Please people, take what guardureyes said about filters with the seriousness it deserves. Don't let the YH tell you that you don't need a filter for any reason. There is no reason that I can think of to not have a internet filter on your computer. I recommend K9 (www.k9webprotection.com/). It’s simple and easy to use.

At first, i tried to convince myself that I didn’t need a filter, that I could look without going all the way. It just doesn’t work like that. It’s an addiction, just like guardureyes said. I wouldn't even have access to the filter password. I guess it would be like giving an alcoholic the keys to a locked fridge. The lock isn’t much of a barrier when it can be opened whenever the alcoholic wants a drink.

When i didn’t have my filter, i could only go a couple days before failing. When installed a filter, but had access to the password, i could go a week at a time before failing. When i gave up access to the password, my first streak was 18 days (chai!) and I'm on my way to breaking that soon enough.

It gives me peace of mind to know that it’s nearly impossible for me to view the stuff that normally would get me to sin. Imagine how an alcoholic who is 100% committed to overcoming his addiction feels when all around him is alcohol. It’s stressful and leads to so much anxiety...because he so desperately wants to overcome his addiction; his mind cannot be at rest unless the alcohol is outside his reach.

 


People write on Arutz Sheva "Talk-Back"...

I feel Freed...from Carmel

We downloaded a filter (I asked my wife to do it for me so I wouldn't know the code) and now for the first time in ages I can sit down at the computer without the nagging temptation. I recommend it for everyone.


Menachem from LA writes....

Thank you for the information. My wife brought my attention to this article and said we should do something about it with our boys getting older (14 and 12). Of course, she is right, since I myself am not immune to the temptation. Who possibly could be since it is only a click away? While a parent cannot always control what goes on outside of his house (especially in a town like LA), to everyone who values Judaism, it is our job to guard the sanctity of the Jewish home.


Mother from Efrat...

I wondered what my oldest boy was up to when he disappears for hours into his room. Now I am afraid I know. As is things are very glass shattering between us. I don't know what to do.


Yisrael from Bet El...

Immodesty was the root of the sexual transgression that destroyed the First Temple. The Gemara describes how the Jewish women would prance around immodestly in the streets of Jerusalem to tempt the men, and everyone knows what that leads to. (Yoma 9B). People don't have to throw away their computers, but if parents don't install filters they are transgression the Torah prohibition, "Don't put a stumbling block in front of a blind man."
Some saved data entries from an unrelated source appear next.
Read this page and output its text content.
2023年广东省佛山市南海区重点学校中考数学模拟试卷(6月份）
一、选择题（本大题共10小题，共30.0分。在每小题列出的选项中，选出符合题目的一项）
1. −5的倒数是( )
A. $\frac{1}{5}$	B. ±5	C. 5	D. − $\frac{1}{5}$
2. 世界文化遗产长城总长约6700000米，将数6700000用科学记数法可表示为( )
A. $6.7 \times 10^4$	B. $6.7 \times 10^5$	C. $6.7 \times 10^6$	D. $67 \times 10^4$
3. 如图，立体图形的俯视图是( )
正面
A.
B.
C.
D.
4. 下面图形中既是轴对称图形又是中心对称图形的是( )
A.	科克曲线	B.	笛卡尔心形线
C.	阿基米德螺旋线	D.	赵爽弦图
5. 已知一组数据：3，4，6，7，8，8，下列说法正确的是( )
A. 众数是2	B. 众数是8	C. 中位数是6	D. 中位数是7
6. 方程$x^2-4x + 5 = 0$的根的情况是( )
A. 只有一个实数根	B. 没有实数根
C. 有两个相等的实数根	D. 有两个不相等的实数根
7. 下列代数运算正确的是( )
A Father from Baltimore writes...

When I discovered that our 15 year old son was watching pornography I was shocked to think how miserably we had failed to educate him to know the difference bewteen right and wrong. When I mentioned the matter to a good friend at work, he admitted that he had had the same problem with one of his kids, and that I shouldn't take it so much to heart because the temptation was simply so great that the best education in the world can't prevent it. So upon his advice I had a heart to heart talk with my son, and there wasn't a blow up at all. He accepted it quietly with a real look of shame, and I think that's what gave him to incentive to stop. Our relationship has been stronger ever since. So I don't think a parent should be afraid to talk about the problem straight out. Install a filter with your son's knowledge and he will respect you. That's a part of what it means to be a parent. We shouldn't be afraid of our kids. They need us.